I also made a list of things I wanted to do with my free time. So far, I’ve only learned how to work out with kettlebells. I haven’t started the second blog I want to write, I haven’t attended introductory yoga, and I haven’t cleaned up my room (I straightened out and rearranged the piles).
I’m an obsessive person. I try to divert myself from binge overeating and compulsive shopping by taking on new projects (paradoxically every project requires purchasing some books or equipment). If you looked at the stack of books by the couch, you could figure out my current project is revamping my gym workout. There is also a book on hoarding, and another on Afghanistan.

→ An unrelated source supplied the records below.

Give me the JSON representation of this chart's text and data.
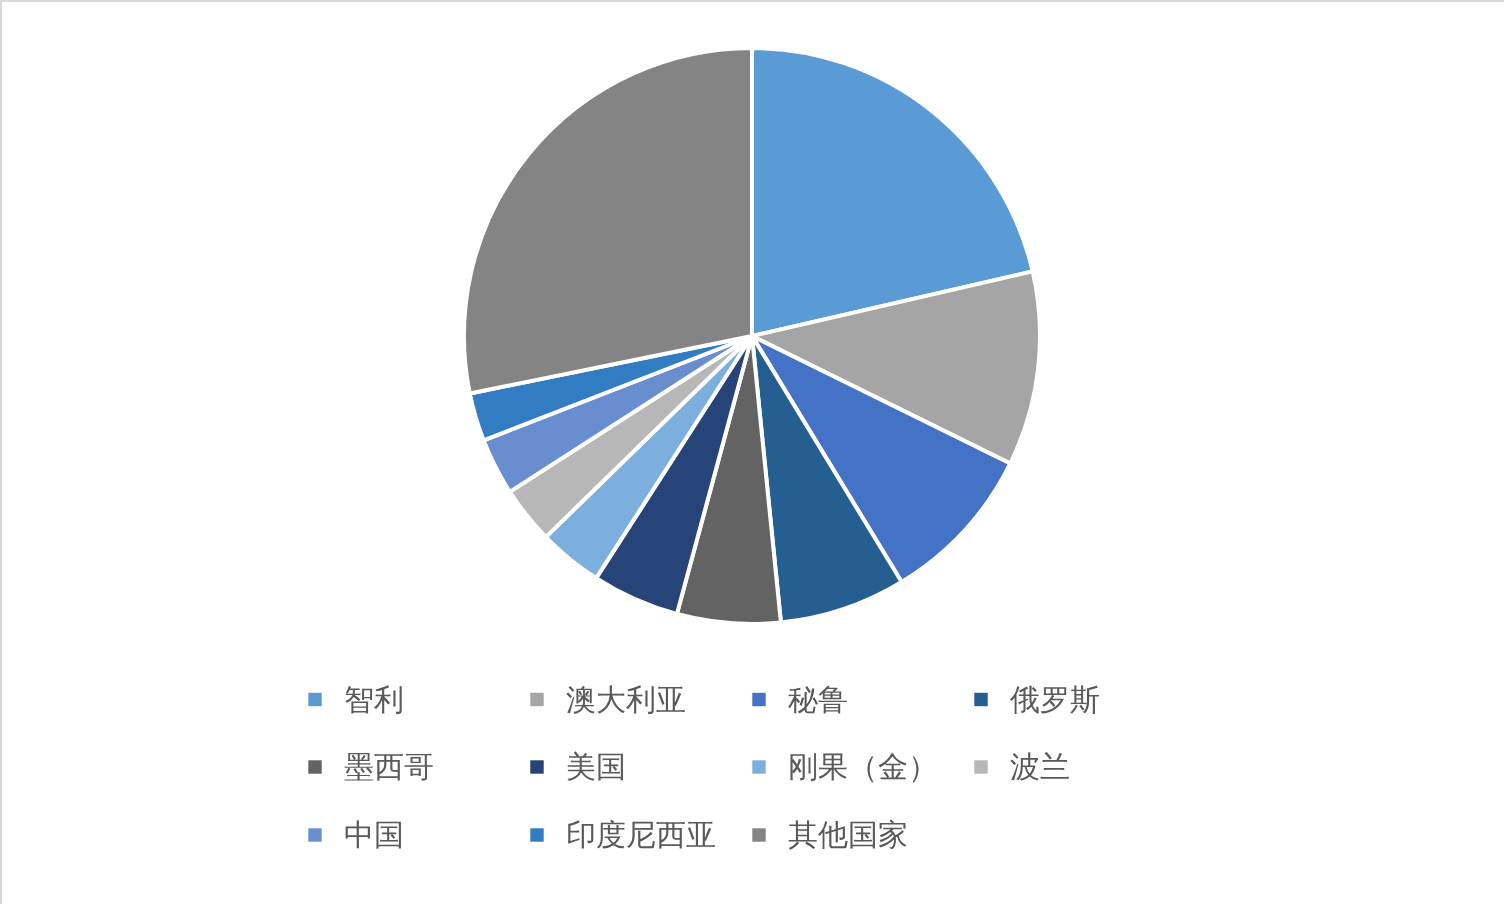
{
  "chart_data": {
    "type": "pie",
    "categories": [
      "智利",
      "澳大利亚",
      "秘鲁",
      "俄罗斯",
      "墨西哥",
      "美国",
      "刚果（金）",
      "波兰",
      "中国",
      "印度尼西亚",
      "其他国家"
    ],
    "values": [
      21.4,
      10.9,
      9.0,
      7.1,
      5.8,
      4.9,
      3.6,
      3.2,
      3.2,
      2.7,
      28.2
    ],
    "colors": [
      "#5b9bd5",
      "#a5a5a5",
      "#4472c4",
      "#255e91",
      "#636363",
      "#264478",
      "#7cafdd",
      "#b7b7b7",
      "#698ed0",
      "#327dc2",
      "#848484"
    ],
    "legend": "bottom"
  }
}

It took me ten years to get bored with free weights. I like how butch it feels to use dumbbells and barbells. It separates me from the women at the gym; they mostly use the circuit machines and rarely use the benches. They go to yoga and dance classes; the studio is always full of pencil thin women in their thirties.
Working out helps me manage my gender dysphoria and feel strong in my body. I don’t compare my muscles, or how much weight I’m lifting, to anyone else. Some women are scared to work out because they don’t want to look muscle-bound; I wish it was that easy. I accept that if I don’t use testosterone my body will never look ripped. I will never be able to lift significantly more than I do now. I can master the form. I can get compact and sturdier. I can feel more powerful.

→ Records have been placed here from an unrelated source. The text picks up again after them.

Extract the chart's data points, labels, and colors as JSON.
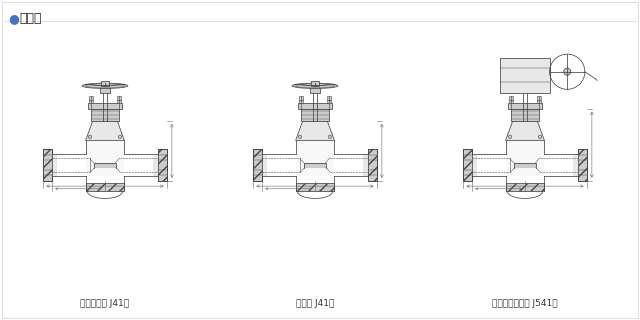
{
  "title": "结构图",
  "title_prefix": "●",
  "title_prefix_color": "#4472C4",
  "background_color": "#ffffff",
  "valve1_label": "鍛焊截止阀 J41型",
  "valve2_label": "截止阀 J41型",
  "valve3_label": "令齿轮传动闸阀 J541型",
  "line_color": "#444444",
  "dim_color": "#666666",
  "hatch_color": "#888888",
  "fill_light": "#e8e8e8",
  "fill_medium": "#cccccc",
  "label_fontsize": 6.5,
  "title_fontsize": 9,
  "fig_width": 6.4,
  "fig_height": 3.2,
  "dpi": 100
}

The kettlebell books for women are about core and tone. The ones for men are about building up muscle. You can paint the exercises pink or blue; you can picture yourself either way. I like the historical way. The bells were counterweights in the farm markets in the Ukraine. The lightest ones were a pood (16.38 kg or 36 lb.) and used by circus strongmen. This resonates with me.
You have to start out using a light weight to learn the proper form of an exercise. Once you have mastered it, you can move on to a heavy weight. Two problems. I had to get over my self-consciousness at learning new moves, and the lightest kettlebell in my gym was 8 kg (17.6 lb.). It was too heavy to learn the one-handed overhead moves.
I didn’t want to be the dowdy middle-aged butch lesbian with the hairy legs asking for special order lightweight equipment. But, I sucked it up and went and knocked on the manager’s door. I asked her if the gym had any 6 kg bells, and the manager said they should. I asked her to see if they were hidden somewhere, and if not, to order them. I admitted that the 8 kg bells were too heavy for one or two exercises.
Last week I saw the little bell on the rack and used it to do vertical cleans and overhead presses. I made another trip to the manager’s office to thank her, and to let her know I noticed.
Then I went down to the locker room, showered, and put on my blue camouflage boxer briefs, my binder, and my jeans and flannel shirt. Twenty lithe women changed into lycra capris and tank tops before going upstairs for their yoga class. I stepped out onto Seventh Avenue, feeling like a Ukrainian strongman.